If your employer offers a matching retirement contribution, you should work your budget so that you take it. Or work up to taking the full match. This is free money that goes into your retirement account. Not only is it free, but it will compound until you start taking distributions. It will give future you a huge peace of mind.
Access to accounts
401ks might be the most common retirement account, but depending on the industry there might be other options. Some plans allow you to contribute pre-tax dollars, thereby allowing you to pay less in taxes each year. Investor Junkie has a great write up about 7 of the most common employer sponsored retirement accounts.
Conferences, workshops, webinars
Librarians in my state have to be certified. While it is up to the librarian to keep up with certification, most libraries will try to facilitate the certification process. Libraries aren't the only profession that requires certification-lots of others do as well. Ask your boss if there is any compensation for professional development. If they won't pay for your study materials or courses, perhaps they can give you a certain number of hours on paid time to study.
Some employers will reimburse you for classes related to your job. Universities often offer tuition credit to their full time employees-allowing you to complete a degree over time by only paying fees. Or, just to take classes of interest even if you don't want it to lead to a degree.
Discounts Around Town
If you work for a major employer in your town, businesses might offer you a discount. I live in a university town that also has a pharmaceutical company. Many businesses around town offer discounts to employees of both the university and the pharmaceutical company.
Even if you don't work for a large employer, business around your work might offer a discount. When I worked at a mall in high school, the food court and the bookstore gave mall discounts. When I worked at the public library, the coffee shop across the street and the food truck that parked in front of the library gave a discount. It never hurts to ask!
Other places that might give discounts:
Apartments: Apartments might have move in specials, monthly discounts on rent, or lower deposit fees.
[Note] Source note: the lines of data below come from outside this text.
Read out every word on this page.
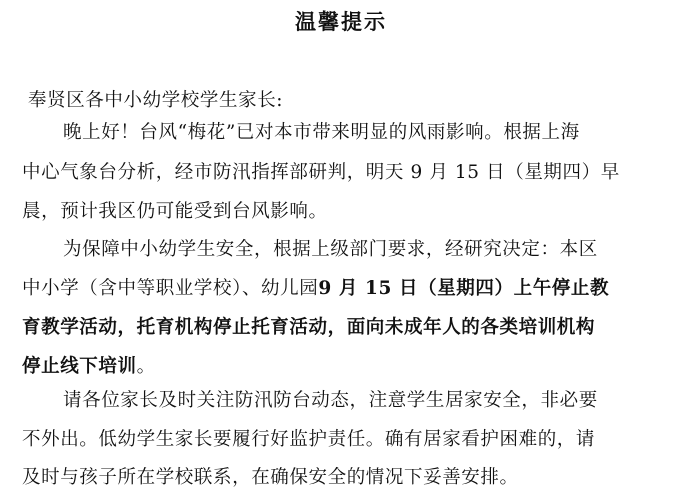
温馨提示
奉贤区各中小幼学校学生家长:
晚上好！台风“梅花”已对本市带来明显的风雨影响。根据上海
中心气象台分析，经市防汛指挥部研判，明天 9 月 15 日（星期四）早
晨，预计我区仍可能受到台风影响。
为保障中小幼学生安全，根据上级部门要求，经研究决定：本区
中小学（含中等职业学校）、幼儿园9 月 15 日（星期四）上午停止教
育教学活动，托育机构停止托育活动，面向未成年人的各类培训机构
停止线下培训。
请各位家长及时关注防汛防台动态，注意学生居家安全，非必要
不外出。低幼学生家长要履行好监护责任。确有居家看护困难的，请
及时与孩子所在学校联系，在确保安全的情况下妥善安排。
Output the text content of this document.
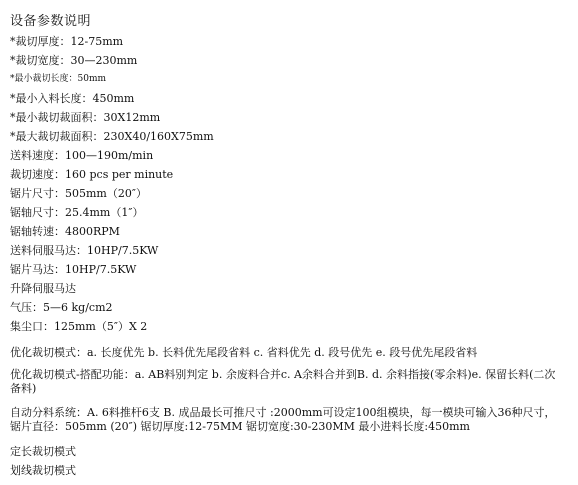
设备参数说明
*裁切厚度：12-75mm
*裁切宽度：30—230mm
*最小裁切长度：50mm
*最小入料长度：450mm
*最小裁切裁面积：30X12mm
*最大裁切裁面积：230X40/160X75mm
送料速度：100—190m/min
裁切速度：160 pcs per minute
锯片尺寸：505mm（20″）
锯轴尺寸：25.4mm（1″）
锯轴转速：4800RPM
送料伺服马达：10HP/7.5KW
锯片马达：10HP/7.5KW
升降伺服马达
气压：5—6 kg/cm2
集尘口：125mm（5″）X 2
优化裁切模式：a. 长度优先 b. 长料优先尾段省料 c. 省料优先 d. 段号优先 e. 段号优先尾段省料
优化裁切模式-搭配功能：a. AB料别判定 b. 余废料合并c. A余料合并到B. d. 余料指接(零余料)e. 保留长料(二次备料)
自动分料系统：A. 6料推杆6支 B. 成品最长可推尺寸 :2000mm可设定100组模块，每一模块可输入36种尺寸，锯片直径：505mm (20″) 锯切厚度:12-75MM 锯切宽度:30-230MM 最小进料长度:450mm
定长裁切模式
划线裁切模式
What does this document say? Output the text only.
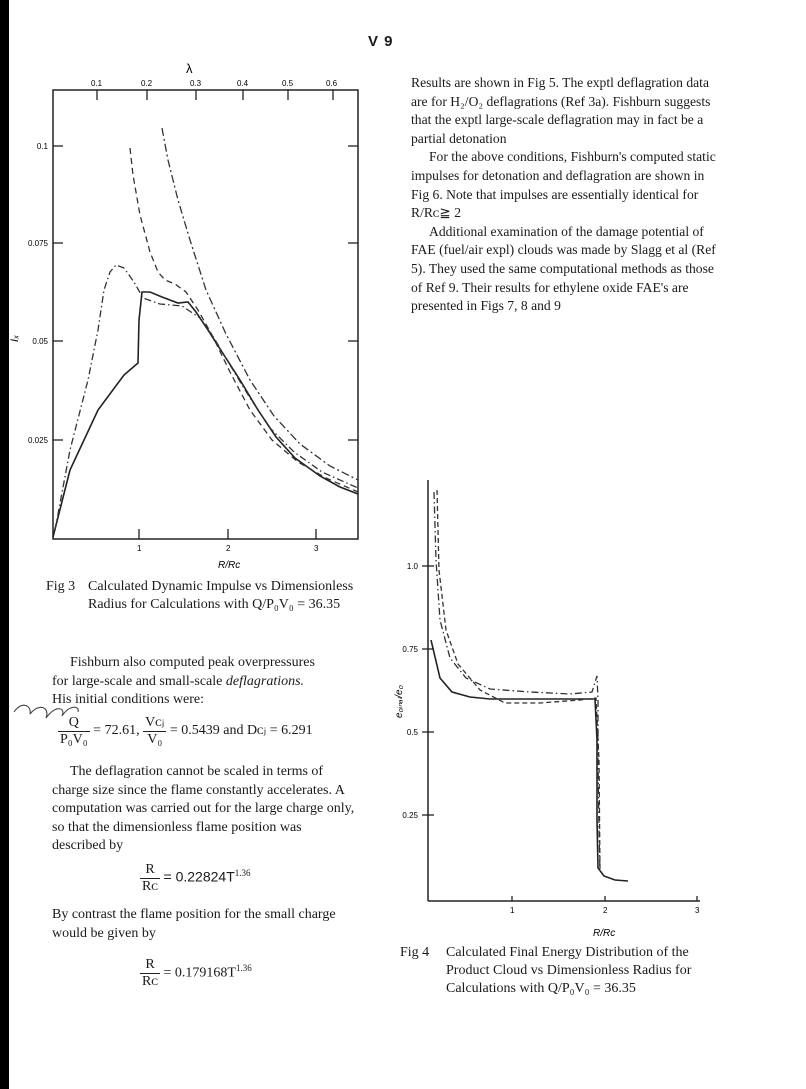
V 9
λ
0.1	0.2	0.3	0.4	0.5	0.6
0.1
0.075
0.05
0.025
Iₓ
1	2	3
R/Rᴄ	1.0
0.75
0.5
0.25
e₀ᵢₙₐₗ/e₀
1	2	3
R/Rᴄ
Fig 3 Calculated Dynamic Impulse vs Dimensionless
Radius for Calculations with Q/P₀V₀ = 36.35

Fishburn also computed peak overpressures

for large-scale and small-scale deflagrations.

His initial conditions were:

$\frac{Q}{\text{P₀V₀}} = 72.61$, $\frac{\text{Vᴄⱼ}}{\text{V₀}} = 0.5439$ and Dᴄⱼ = 6.291
The deflagration cannot be scaled in terms of charge size since the flame constantly accelerates. A computation was carried out for the large charge only, so that the dimensionless flame position was described by
$\frac{R}{\text{Rᴄ}} = 0.22824T^{1.36}$
By contrast the flame position for the small charge would be given by
$\frac{R}{\text{Rᴄ}} = 0.179168T^{1.36}$

Results are shown in Fig 5. The exptl deflagration data are for H₂/O₂ deflagrations (Ref 3a). Fishburn suggests that the exptl large-scale deflagration may in fact be a partial detonation

For the above conditions, Fishburn's computed static impulses for detonation and deflagration are shown in Fig 6. Note that impulses are essentially identical for R/Rᴄ≧ 2

Additional examination of the damage potential of FAE (fuel/air expl) clouds was made by Slagg et al (Ref 5). They used the same computational methods as those of Ref 9. Their results for ethylene oxide FAE's are presented in Figs 7, 8 and 9

Fig 4 Calculated Final Energy Distribution of the
Product Cloud vs Dimensionless Radius for
Calculations with Q/P₀V₀ = 36.35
Cell phone providers: Most of the major cell phone service providers offer monthly discounts on plans (though, there are several cheaper alternatives to the big boys-Consumer Cellular, Project FI, Boost Mobile...do some research to see if it is worth it!)
Car dealerships: Offer deals on buying new cars
Mechanics: Offer discounts on oil changes, percentage off repairs.
Sam's Club: Gift card to sign up/renew membership. (I did this last month and got a $25 gift card!)
Bank accounts: Waive monthly fees (though you should never bank with a bank that charges you to hold your money for you.) Some also offer incentives to use them for mortgages or refinances by offering free appraisals.
Gyms: Monthly discounts.
University employees often get free tickets to college sports games, or at least a discount on purchasing tickets. I work at a Big 10 school, so no free football or basketball tickets, but all women's sports tickets, soccer and baseball are free to full time employees.
I am so excited about this. One campus in my university system offers free Comcast Xfinity to their students. It also works with my work email. I can stream live TV PLUS it comes with an HBO subscription. Once I verified it worked with my staff email address, I canceled our HBO subscription saving $15/month. Our potential savings are in the hundreds (maybe thousands.) Now we can watch the Cubs at home instead of going to the bar, as long as the games aren't blacked out. Also, the Americans. And so many other shows that we usually wait to come out on Netflix. If you work for a university, or are still a student, check out Xfinity on Campus to see if your university participates.
What type of benefits does your employer offer?